Makalah ini disusun dengan tujuan untuk mempelajari asuhan
keperawatan Diabetes Mellitus tipe 2.

2. Tujuan khusus
Setelah mempelajari teori dan konsep Asuhan keperawatan Diabetes
Mellitus tipe 2,mahasiswa mampu mengaplikasikanya di dalam kasus
pemicu tentang:
a. Perlengkapan data pada pengkajian.
b. Penyusunan diagnosa keperawatan keluarga dengan penyakit anak
usia sekolah
c. Penentuan prioritas diagnosa keperawatan
d.

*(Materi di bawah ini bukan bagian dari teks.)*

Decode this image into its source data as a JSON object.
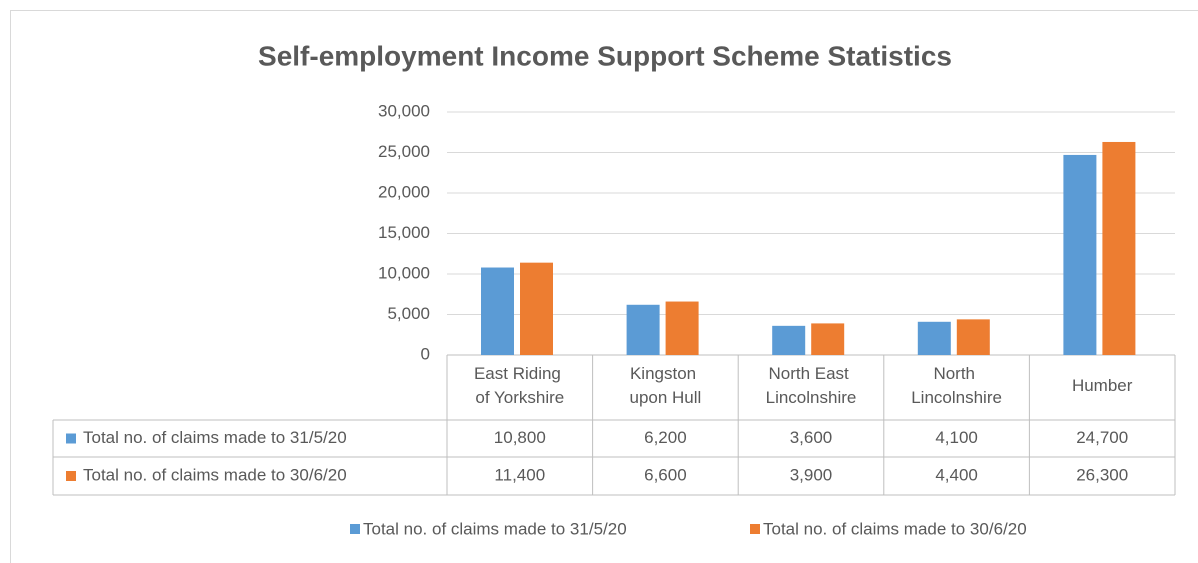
{
  "chart_data": {
    "type": "bar",
    "title": "Self-employment Income Support Scheme Statistics",
    "categories": [
      "East Riding of Yorkshire",
      "Kingston upon Hull",
      "North East Lincolnshire",
      "North Lincolnshire",
      "Humber"
    ],
    "series": [
      {
        "name": "Total no. of claims made to 31/5/20",
        "color": "#5b9bd5",
        "values": [
          10800,
          6200,
          3600,
          4100,
          24700
        ],
        "value_labels": [
          "10,800",
          "6,200",
          "3,600",
          "4,100",
          "24,700"
        ]
      },
      {
        "name": "Total no. of claims made to 30/6/20",
        "color": "#ed7d31",
        "values": [
          11400,
          6600,
          3900,
          4400,
          26300
        ],
        "value_labels": [
          "11,400",
          "6,600",
          "3,900",
          "4,400",
          "26,300"
        ]
      }
    ],
    "ylim": [
      0,
      30000
    ],
    "yticks": [
      0,
      {
        "value": 5000,
        "label": "5,000"
      },
      {
        "value": 10000,
        "label": "10,000"
      },
      {
        "value": 15000,
        "label": "15,000"
      },
      {
        "value": 20000,
        "label": "20,000"
      },
      {
        "value": 25000,
        "label": "25,000"
      },
      {
        "value": 30000,
        "label": "30,000"
      }
    ],
    "grid": true,
    "legend": "bottom"
  }
}
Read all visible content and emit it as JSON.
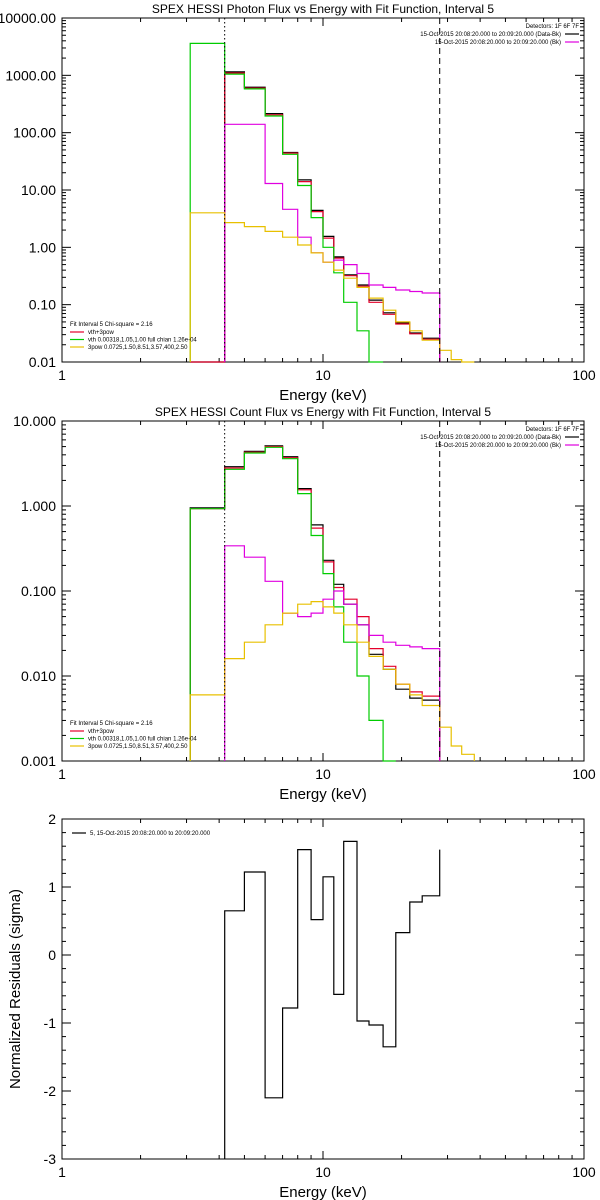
{
  "colors": {
    "background": "#ffffff",
    "axis": "#000000",
    "total": "#000000",
    "model": "#e4002b",
    "vth": "#00cc00",
    "bkg": "#e000e0",
    "pow": "#e8c000"
  },
  "chart_data": [
    {
      "type": "line",
      "title": "SPEX HESSI Photon Flux vs Energy with Fit Function, Interval 5",
      "xlabel": "Energy (keV)",
      "ylabel": "",
      "xscale": "log",
      "yscale": "log",
      "xlim": [
        1,
        100
      ],
      "ylim": [
        0.01,
        10000
      ],
      "xticks": [
        {
          "v": 1,
          "label": "1"
        },
        {
          "v": 10,
          "label": "10"
        },
        {
          "v": 100,
          "label": "100"
        }
      ],
      "yticks": [
        {
          "v": 0.01,
          "label": "0.01"
        },
        {
          "v": 0.1,
          "label": "0.10"
        },
        {
          "v": 1,
          "label": "1.00"
        },
        {
          "v": 10,
          "label": "10.00"
        },
        {
          "v": 100,
          "label": "100.00"
        },
        {
          "v": 1000,
          "label": "1000.00"
        },
        {
          "v": 10000,
          "label": "10000.00"
        }
      ],
      "vlines": [
        {
          "x": 4.2,
          "style": "dotted"
        },
        {
          "x": 28.0,
          "style": "dashed"
        }
      ],
      "legend_tr": {
        "header": "Detectors: 1F 6F 7F",
        "rows": [
          {
            "text": "15-Oct-2015 20:08:20.000 to 20:09:20.000 (Data-Bk)",
            "color": "#000000"
          },
          {
            "text": "15-Oct-2015 20:08:20.000 to 20:09:20.000 (Bk)",
            "color": "#e000e0"
          }
        ]
      },
      "legend_bl": {
        "header": "Fit Interval 5   Chi-square = 2.16",
        "rows": [
          {
            "text": "vth+3pow",
            "color": "#e4002b"
          },
          {
            "text": "vth 0.00318,1.05,1.00   full chian 1.26e-04",
            "color": "#00cc00"
          },
          {
            "text": "3pow 0.0725,1.50,8.51,3.57,400,2.50",
            "color": "#e8c000"
          }
        ]
      },
      "edges": [
        3.1,
        4.2,
        5.0,
        6.0,
        7.0,
        8.0,
        9.0,
        10.0,
        11.0,
        12.0,
        13.5,
        15.0,
        17.0,
        19.0,
        21.5,
        24.0,
        28.0,
        31.0,
        34.0,
        38.0
      ],
      "series": [
        {
          "name": "",
          "role": "total",
          "color": "#000000",
          "values": [
            0,
            1150,
            620,
            215,
            45,
            15,
            4.4,
            1.55,
            0.68,
            0.33,
            0.22,
            0.12,
            0.072,
            0.048,
            0.032,
            0.026,
            null,
            null,
            null
          ]
        },
        {
          "name": "vth+3pow",
          "role": "model",
          "color": "#e4002b",
          "values": [
            0,
            1100,
            600,
            205,
            44,
            14,
            4.2,
            1.45,
            0.65,
            0.32,
            0.21,
            0.11,
            0.068,
            0.046,
            0.031,
            0.025,
            null,
            null,
            null
          ]
        },
        {
          "name": "vth",
          "role": "vth",
          "color": "#00cc00",
          "values": [
            3600,
            1050,
            580,
            195,
            42,
            12,
            3.3,
            1.0,
            0.36,
            0.11,
            0.035,
            0.01,
            null,
            null,
            null,
            null,
            null,
            null,
            null
          ]
        },
        {
          "name": "",
          "role": "bkg",
          "color": "#e000e0",
          "values": [
            null,
            140,
            140,
            13,
            4.6,
            1.5,
            0.8,
            0.55,
            0.6,
            0.5,
            0.35,
            0.22,
            0.2,
            0.18,
            0.17,
            0.16,
            null,
            null,
            null
          ]
        },
        {
          "name": "3pow",
          "role": "pow",
          "color": "#e8c000",
          "values": [
            4.0,
            2.7,
            2.3,
            1.9,
            1.5,
            1.1,
            0.8,
            0.55,
            0.4,
            0.29,
            0.2,
            0.13,
            0.08,
            0.05,
            0.035,
            0.024,
            0.016,
            0.011,
            0.009
          ]
        }
      ]
    },
    {
      "type": "line",
      "title": "SPEX HESSI Count Flux vs Energy with Fit Function, Interval 5",
      "xlabel": "Energy (keV)",
      "ylabel": "",
      "xscale": "log",
      "yscale": "log",
      "xlim": [
        1,
        100
      ],
      "ylim": [
        0.001,
        10
      ],
      "xticks": [
        {
          "v": 1,
          "label": "1"
        },
        {
          "v": 10,
          "label": "10"
        },
        {
          "v": 100,
          "label": "100"
        }
      ],
      "yticks": [
        {
          "v": 0.001,
          "label": "0.001"
        },
        {
          "v": 0.01,
          "label": "0.010"
        },
        {
          "v": 0.1,
          "label": "0.100"
        },
        {
          "v": 1,
          "label": "1.000"
        },
        {
          "v": 10,
          "label": "10.000"
        }
      ],
      "vlines": [
        {
          "x": 4.2,
          "style": "dotted"
        },
        {
          "x": 28.0,
          "style": "dashed"
        }
      ],
      "legend_tr": {
        "header": "Detectors: 1F 6F 7F",
        "rows": [
          {
            "text": "15-Oct-2015 20:08:20.000 to 20:09:20.000 (Data-Bk)",
            "color": "#000000"
          },
          {
            "text": "15-Oct-2015 20:08:20.000 to 20:09:20.000 (Bk)",
            "color": "#e000e0"
          }
        ]
      },
      "legend_bl": {
        "header": "Fit Interval 5   Chi-square = 2.16",
        "rows": [
          {
            "text": "vth+3pow",
            "color": "#e4002b"
          },
          {
            "text": "vth 0.00318,1.05,1.00   full chian 1.26e-04",
            "color": "#00cc00"
          },
          {
            "text": "3pow 0.0725,1.50,8.51,3.57,400,2.50",
            "color": "#e8c000"
          }
        ]
      },
      "edges": [
        3.1,
        4.2,
        5.0,
        6.0,
        7.0,
        8.0,
        9.0,
        10.0,
        11.0,
        12.0,
        13.5,
        15.0,
        17.0,
        19.0,
        21.5,
        24.0,
        28.0,
        31.0,
        34.0,
        38.0
      ],
      "series": [
        {
          "name": "",
          "role": "total",
          "color": "#000000",
          "values": [
            0.95,
            2.9,
            4.4,
            5.1,
            3.8,
            1.6,
            0.6,
            0.23,
            0.12,
            0.07,
            0.04,
            0.018,
            0.012,
            0.007,
            0.0055,
            0.0052,
            null,
            null,
            null
          ]
        },
        {
          "name": "vth+3pow",
          "role": "model",
          "color": "#e4002b",
          "values": [
            0.93,
            2.8,
            4.3,
            5.0,
            3.7,
            1.55,
            0.55,
            0.22,
            0.11,
            0.08,
            0.05,
            0.021,
            0.013,
            0.008,
            0.0065,
            0.0058,
            null,
            null,
            null
          ]
        },
        {
          "name": "vth",
          "role": "vth",
          "color": "#00cc00",
          "values": [
            0.93,
            2.7,
            4.2,
            4.9,
            3.6,
            1.4,
            0.45,
            0.16,
            0.065,
            0.025,
            0.01,
            0.003,
            0.0008,
            null,
            null,
            null,
            null,
            null,
            null
          ]
        },
        {
          "name": "",
          "role": "bkg",
          "color": "#e000e0",
          "values": [
            null,
            0.34,
            0.25,
            0.13,
            0.055,
            0.05,
            0.055,
            0.08,
            0.1,
            0.07,
            0.04,
            0.03,
            0.025,
            0.023,
            0.022,
            0.021,
            null,
            null,
            null
          ]
        },
        {
          "name": "3pow",
          "role": "pow",
          "color": "#e8c000",
          "values": [
            0.006,
            0.016,
            0.025,
            0.04,
            0.055,
            0.07,
            0.075,
            0.065,
            0.055,
            0.04,
            0.025,
            0.017,
            0.012,
            0.008,
            0.006,
            0.0045,
            0.0025,
            0.0015,
            0.0012
          ]
        }
      ]
    },
    {
      "type": "line",
      "title": "",
      "xlabel": "Energy (keV)",
      "ylabel": "Normalized Residuals (sigma)",
      "xscale": "log",
      "yscale": "linear",
      "xlim": [
        1,
        100
      ],
      "ylim": [
        -3,
        2
      ],
      "xticks": [
        {
          "v": 1,
          "label": "1"
        },
        {
          "v": 10,
          "label": "10"
        },
        {
          "v": 100,
          "label": "100"
        }
      ],
      "yticks": [
        {
          "v": -3,
          "label": "-3"
        },
        {
          "v": -2,
          "label": "-2"
        },
        {
          "v": -1,
          "label": "-1"
        },
        {
          "v": 0,
          "label": "0"
        },
        {
          "v": 1,
          "label": "1"
        },
        {
          "v": 2,
          "label": "2"
        }
      ],
      "legend_tl": {
        "rows": [
          {
            "text": "5, 15-Oct-2015 20:08:20.000 to 20:09:20.000",
            "color": "#000000"
          }
        ]
      },
      "edges": [
        4.2,
        5.0,
        6.0,
        7.0,
        8.0,
        9.0,
        10.0,
        11.0,
        12.0,
        13.5,
        15.0,
        17.0,
        19.0,
        21.5,
        24.0,
        28.0
      ],
      "series": [
        {
          "name": "",
          "role": "residual",
          "color": "#000000",
          "values": [
            0.65,
            1.22,
            -2.1,
            -0.78,
            1.55,
            0.52,
            1.15,
            -0.58,
            1.67,
            -0.97,
            -1.03,
            -1.35,
            0.33,
            0.78,
            0.87,
            1.55
          ]
        }
      ]
    }
  ]
}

Penyusunan rencana,intervensi keperawatan

C. Metode Penulisan

BAB II

TINJAUAN PUSTAKA
A. Pengertian
Diabetes Melitus merupakan sekelompok kelainan kategori yang ditandai
oleh kenaikan keadaan glukosa dalam darah atau hiperglikemia (Smeltzer, S.C
& Bare, B. G, 2002).
Diabetes Melitus adalah suatu kelainan metabolisme kronis yang terjadi
karena berbagai penyebab, ditandai oleh konsentrasi glukosa darah melebihi
normal, disertai dengan gangguan metabolisme karbohidrat, lemak, dan
protein yang diakibatkan oleh kelainan sekresi hormon insulin, kelainan kerja
insulin atau kedua-duanya (Depkes RI, 2005).
Diabetes Melitus merupakan suatu kumpulan problema anatomik dan
kimiawi yang merupakan akibat dari sejumlah faktor dimana didapat
defisiensi insulin yang absolut atau relatif gangguan fungsi insulin (WHO,
2005).

B. Etiologi
Mekanisme yang dapat menyebabkan resistensi insulin dan gangguan
sekresi insulin pada Diabetes Melitus tipe II masih belum diketahui. Faktor
genetik diperkirakan memegang peranan dalam proses terjadinya resistensi
insulin. Selain itu terdapat pula faktor-faktor resiko tertentu yang berhubungan
dengan proses terjadinya Diabetes Melitus tipe II.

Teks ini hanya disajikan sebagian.